Environment variables

SMTP Server:
SUPABASE_CONN_STRING=postgresql://user:password@host:port/database
Next.js Frontend:
DATABASE_URL=postgresql://user:password@host:port/database
Both connection strings point to the same PostgreSQL database but use different variable names for clarity in each application.

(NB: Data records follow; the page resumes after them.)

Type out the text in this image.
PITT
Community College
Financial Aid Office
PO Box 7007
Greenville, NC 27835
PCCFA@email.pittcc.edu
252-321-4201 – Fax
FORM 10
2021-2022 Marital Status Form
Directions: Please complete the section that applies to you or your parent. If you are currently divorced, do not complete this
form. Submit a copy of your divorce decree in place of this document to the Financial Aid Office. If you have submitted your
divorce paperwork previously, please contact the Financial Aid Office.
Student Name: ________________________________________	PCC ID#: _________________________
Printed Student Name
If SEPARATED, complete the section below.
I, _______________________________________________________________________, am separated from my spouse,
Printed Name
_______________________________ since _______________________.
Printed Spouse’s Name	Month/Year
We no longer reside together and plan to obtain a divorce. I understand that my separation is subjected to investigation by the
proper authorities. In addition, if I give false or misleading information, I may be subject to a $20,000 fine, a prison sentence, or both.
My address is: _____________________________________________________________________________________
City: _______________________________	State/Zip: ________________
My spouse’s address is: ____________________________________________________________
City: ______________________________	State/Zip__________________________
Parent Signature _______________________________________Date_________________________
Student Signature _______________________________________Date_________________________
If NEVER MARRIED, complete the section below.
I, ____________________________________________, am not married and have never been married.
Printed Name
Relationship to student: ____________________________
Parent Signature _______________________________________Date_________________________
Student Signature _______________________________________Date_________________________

Performance considerations

Indexing recommendations

While not currently implemented, consider adding these indexes for better performance:
-- Index on recipient for faster email lookups
CREATE INDEX idx_emails_recipient ON emails(recipient);

-- Index on received_at for faster cleanup queries
CREATE INDEX idx_emails_received_at ON emails(received_at);

-- Composite index for common query pattern
CREATE INDEX idx_emails_recipient_received_at ON emails(recipient, received_at DESC);

Query optimization

The current query is simple and efficient:
SELECT id, username as mail_from, recipient as rcpt_to, 
       raw_data as data, received_at as date 
FROM emails 
WHERE recipient = $1
ORDER BY received_at DESC
With an index on (recipient, received_at DESC), this query can use an index-only scan for optimal performance.

Storage considerations

  • Raw email storage: Emails are stored as complete raw text, including headers
  • No compression: Consider adding compression for raw_data if storage becomes a concern
  • Automatic cleanup: 7-day retention prevents unlimited database growth
  • No attachments table: Attachments are stored within the raw email data

Error handling

Insert errors

if err := storeEmail(db, emailRecord); err != nil {
	log.Println("Error storing email:", err)
	writer.WriteString("550 Error storing email\r\n")
}

Query errors

try {
  const result = await db.query(...);
  // Process results
} catch (error) {
  console.error("Error fetching emails", error);
  throw new Error("Error fetching emails");
}

Parse errors

try {
  const parsedEmail = await parseEmail(i.data);
  output.push({...});
} catch (parseError) {
  console.error("Error parsing email:", parseError);
  // Continue with next email if one fails to parse
}
The system continues processing other emails even if one email fails to parse, ensuring resilience.